You can’t outrun your demons in director Pete Ohs’ supernatural tale of revenge and guilt.
Channeling the “always look over your shoulder” paranoia of It Follows, Pete Ohs’ supernatural chiller Jethica is a knotty, unsettling tale of two women who can’t escape past traumas. More than that, the film is also about confronting things it would be easier to suppress and finding a way to move forward, to regain control. Whether it’s possible to achieve control over any aspect of a chaotic world is up for debate, but what Jethica posits is that moving forward is the only real option we have.
The story is framed around Elena (Callie Hernandez)’s retelling. Through long, calm drags on a cigarette, Elena sits in the backseat of a car and tells her story to a man we hear, but never see. She’s on the run, having accidentally killed a man back in her hometown. Before getting out of dodge, she comes across an old acquaintance in Jessica (Ashley Denise Robinson), who has a stalker she can’t get to leave her alone. Together, the two hit the road to put their problems in the rearview.
Alas, Elena and Jessica learn quickly that their troubles run deeper than a game of tag and running away won’t help. First, they keep crossing paths with Benny (Andy Faulkner), someone Elena knows, who they often spot walking along the roads. Second, there’s Jessica’s stalker Kevin (Will Madden), who has a preternatural ability to find Jessica wherever she goes. Kevin roams around, calling out Jessica’s name as he goes, and his lisp-afflicted pronunciation gives the film its title.

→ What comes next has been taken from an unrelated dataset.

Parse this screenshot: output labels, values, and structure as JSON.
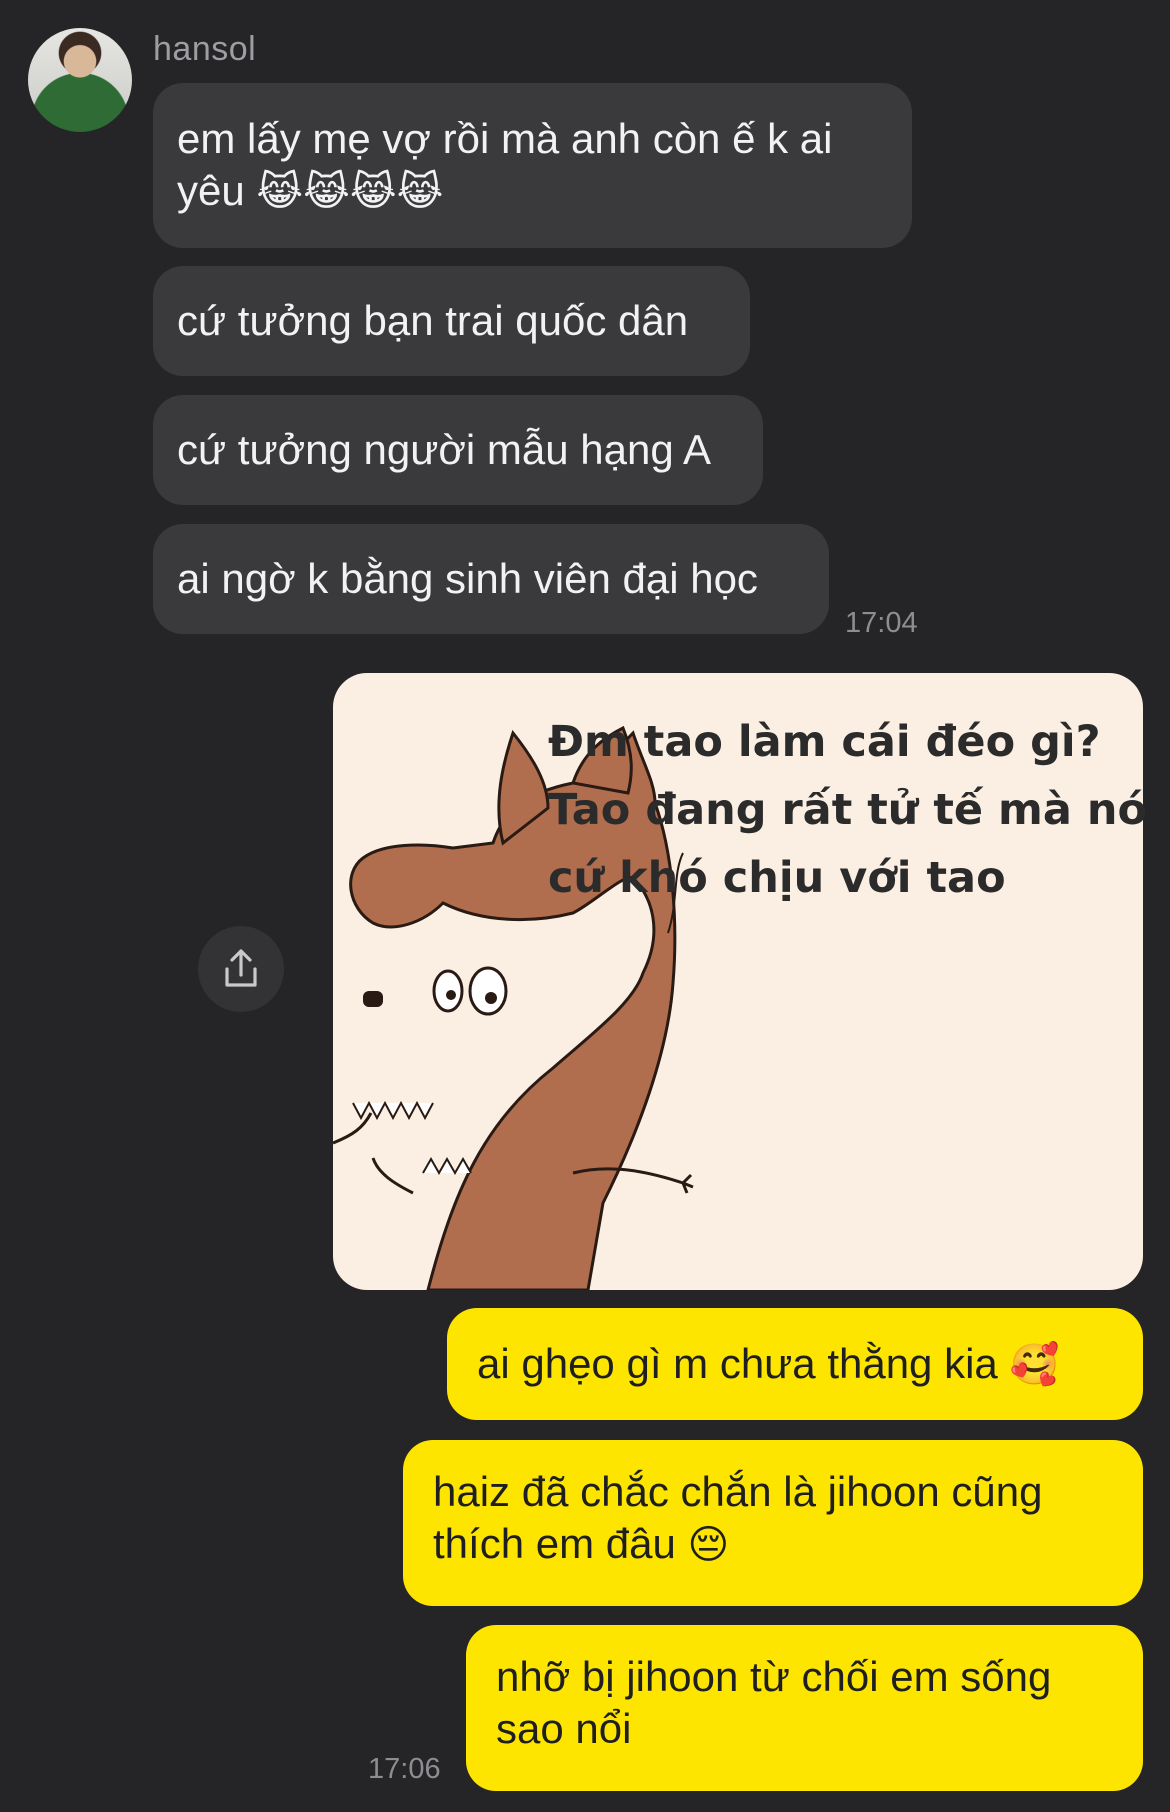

With the bones of a “women-on-the-run” thriller in place, the story shifts, delightfully, into something more thoughtful and thematically darker. This turn in the narrative opens the film up to new interpretations about guilt and victimhood, taking thorny themes and making them even more complex. Once all the cards are on the table, it’s clear that Jethica isn’t entirely about women escaping threatening men. But what exactly the film is trying to get at is something I’m still wrestling with. The mixed messaging could be a result of too many cooks in the kitchen, as Hernandez, Robinson, Madden, Faulkner, and Ohs are all credited on the screenplay and the competing perspectives don’t quite sync up into a unified voice.
Yet, as the movie hurtles toward its conclusion, it finds a way to cohere into something that offers a way forward for Elena, Jessica, Benny, and Kevin. The characters aren’t necessarily in a better place, but they’re at least put on a path toward the better place. Sometimes giving direction to the lost is the only thing that can be done, and all that should be done.
With a runtime approaching 70 minutes, it’s easy to dismiss Jethica as a lark. But it lingers, much like Kevin trailing Jessica. Not all of it works, but when a story is engaging it’s easy to forgive any perceived missteps. At its best, Jethica has the sharp edges of a secret being shared, something that cuts both ways.